Unlike her massive installations, which explore urban space and infrastructure, Building Blocks of Desire and Consumption takes up the natural environment and technology as keys points of investigation.

“With this work, I wanted to use the similar colours of both the traditional Uli palette and the hues of rare earth minerals to advance a two-part critique of the role of natural and indigenous resources in the production of consumer technologies like cellphones, laptops, and other gadgets. Technological advances depend on the ceaseless and violent depletion of resource reserves on the continent, this depletion comes at the expense of not only the land, but also human beings given not only the necessity for cheap and exploited labor, but also the various forms of pollution involved in the extraction of these resources,” Dike reveals.

For Residues of Provoked Dissent I-IV , 2021 “mixed media on aluminum”, she was drawn to the discarded, torn, and tattered residual forms of campaign posters, which are often torn up or exchanged during and after political rallies and protests.

As with other works in this show, “I was interested in exploring how to preserve and re-present this detritus, which for me symbolises not only political promises but also the vast amounts of waste and malfeasance that underwrite the political process in Nigeria,” she confesses.

Ashes beyond the masses (2021 Spray paint on Aluminum) is a diptych. This diptych is inspired by the mass cremations in India following the tragic effect of the second COVID-19 wave. From an aerial perspective, using spray paint on aluminum, the ember orange and smokey grey shades are symbolic of the transitioning of life where ashes turn to dust; while the abstract composition is used as an attempt to signify both the beauty and the fragility of life, and also offers a metaphor of peace through its light and spacious aesthetic.

The Luxury of Distance: Between Empathy and Apathy, 2021 mixed media installation

This installation draws parallels between the promises of modern sanitation infrastructures in Nigeria during the 60s and 70s, and the present state of the country’s inadequate healthcare system and water facilities.

The work consists of seven pristine white hand washing basins, each situated atop white rectangular plinths.

The plinths, evoking the form of bodies, are neatly organised into a grid dictated by white tape applied to the Art space’s floor—tape that evokes social distancing guidelines found in public spaces in Nigeria and throughout the world.

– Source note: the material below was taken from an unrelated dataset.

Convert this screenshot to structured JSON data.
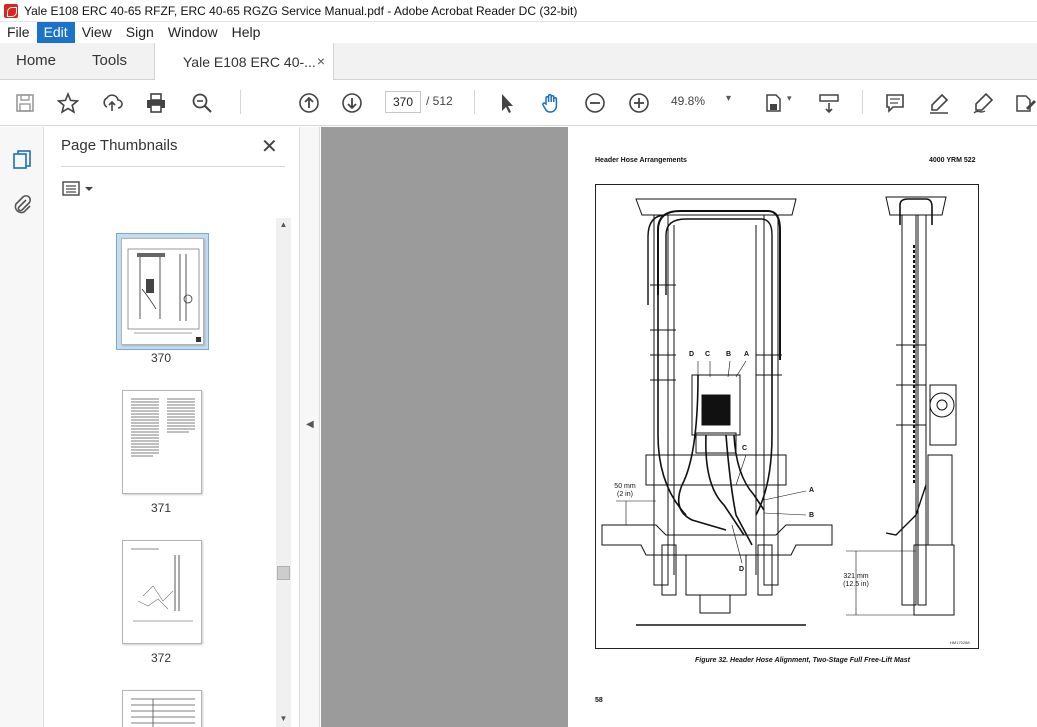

“With the basins filled with shiny gold appropriated water taps and situated below suspended gold-sprayed bottles of hand sanitiser, I conceived the overall installation in order to raise questions about the efficacy of social distancing practices in the Global South, the scarcity of sanitation resources, and the inadequacies of local governance to ensure the health and safety of the nation,” Dike says.

In A Kindred Lament to Quarantine (2021), mixed media installation attempts to model and reconstruct a history of modern health culture in Nigeria, focusing on the aesthetics of sixties-era hospital wards and their visual correspondence to contemporary spaces designed for quarantine.

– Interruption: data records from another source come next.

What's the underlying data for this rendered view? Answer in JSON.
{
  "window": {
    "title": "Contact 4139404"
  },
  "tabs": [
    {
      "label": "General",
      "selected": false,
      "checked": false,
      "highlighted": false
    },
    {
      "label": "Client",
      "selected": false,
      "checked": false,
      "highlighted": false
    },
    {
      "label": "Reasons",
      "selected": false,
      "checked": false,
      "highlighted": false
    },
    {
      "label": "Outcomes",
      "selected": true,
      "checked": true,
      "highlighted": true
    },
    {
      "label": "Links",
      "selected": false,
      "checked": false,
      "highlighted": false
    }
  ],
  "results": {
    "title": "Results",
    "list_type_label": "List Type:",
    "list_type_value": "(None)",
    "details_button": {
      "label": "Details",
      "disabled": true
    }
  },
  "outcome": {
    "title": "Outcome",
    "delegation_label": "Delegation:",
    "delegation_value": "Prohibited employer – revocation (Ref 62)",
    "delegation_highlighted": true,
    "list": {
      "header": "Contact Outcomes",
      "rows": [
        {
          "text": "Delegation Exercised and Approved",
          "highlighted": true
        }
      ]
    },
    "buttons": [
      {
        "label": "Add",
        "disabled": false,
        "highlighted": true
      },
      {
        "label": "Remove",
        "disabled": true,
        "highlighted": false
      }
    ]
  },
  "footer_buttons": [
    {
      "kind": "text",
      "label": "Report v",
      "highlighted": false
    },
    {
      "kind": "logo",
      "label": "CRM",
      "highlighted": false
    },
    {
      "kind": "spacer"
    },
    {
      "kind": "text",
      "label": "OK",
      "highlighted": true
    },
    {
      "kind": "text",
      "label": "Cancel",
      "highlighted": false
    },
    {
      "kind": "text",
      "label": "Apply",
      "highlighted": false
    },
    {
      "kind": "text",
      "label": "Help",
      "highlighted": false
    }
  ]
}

Bringing together salvaged and appropriated vestiges of hospital interiors, the work consists of two antique hospital beds closed off with bespoke tulle curtains.

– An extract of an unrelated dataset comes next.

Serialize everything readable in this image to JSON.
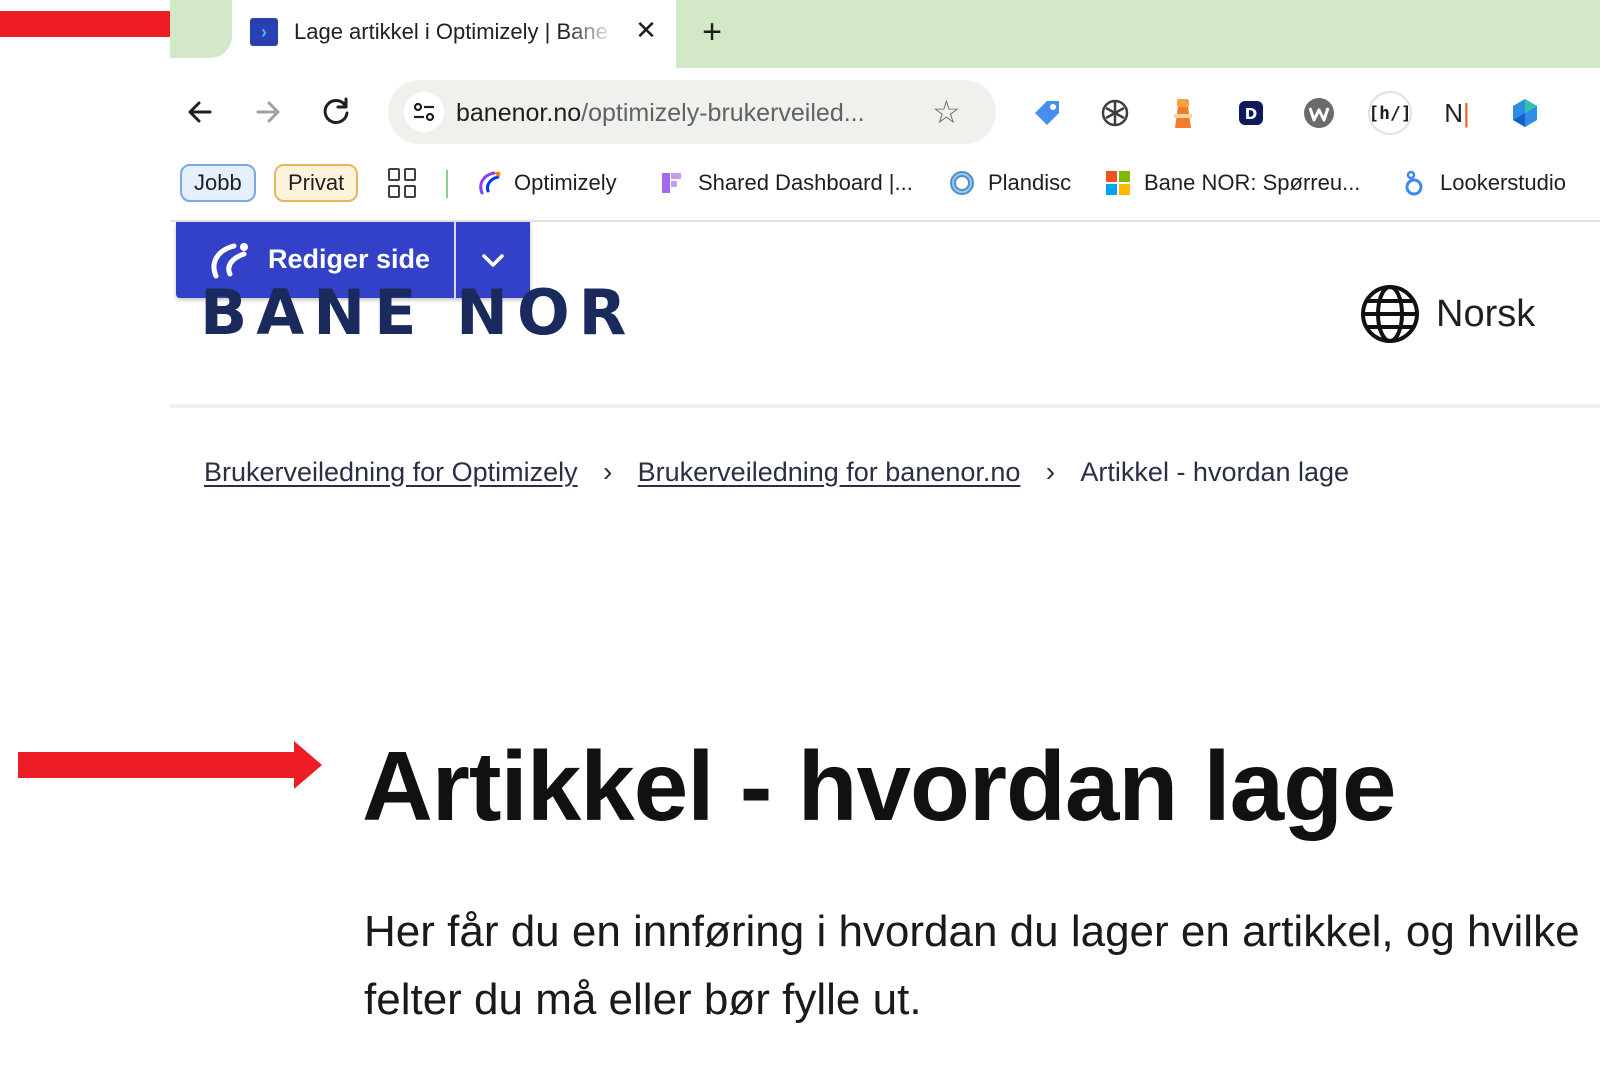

This combined with other mnemonic devices related to health and the passage of time lends the installation an elegiac tone suggestive of memorials and monuments to the millions of people who succumbed to the coronavirus. “I wanted to create something light, both in its colour and material composition, something that’s suggestive of the passage of time. I want visitors to enter the ward, consider the instruments and their history, and to question the realities and inadequacies of the health infrastructure in not only Nigeria but across the globe, inadequacies that were recently brought to light in the way of the pandemic. My motivation for making the work stem largely from the question — when and how does one use art to honour the lives lost and the courageousness of medical workers and loved ones even as the pandemic—or its effects— are likely be with us for the foreseeable future.”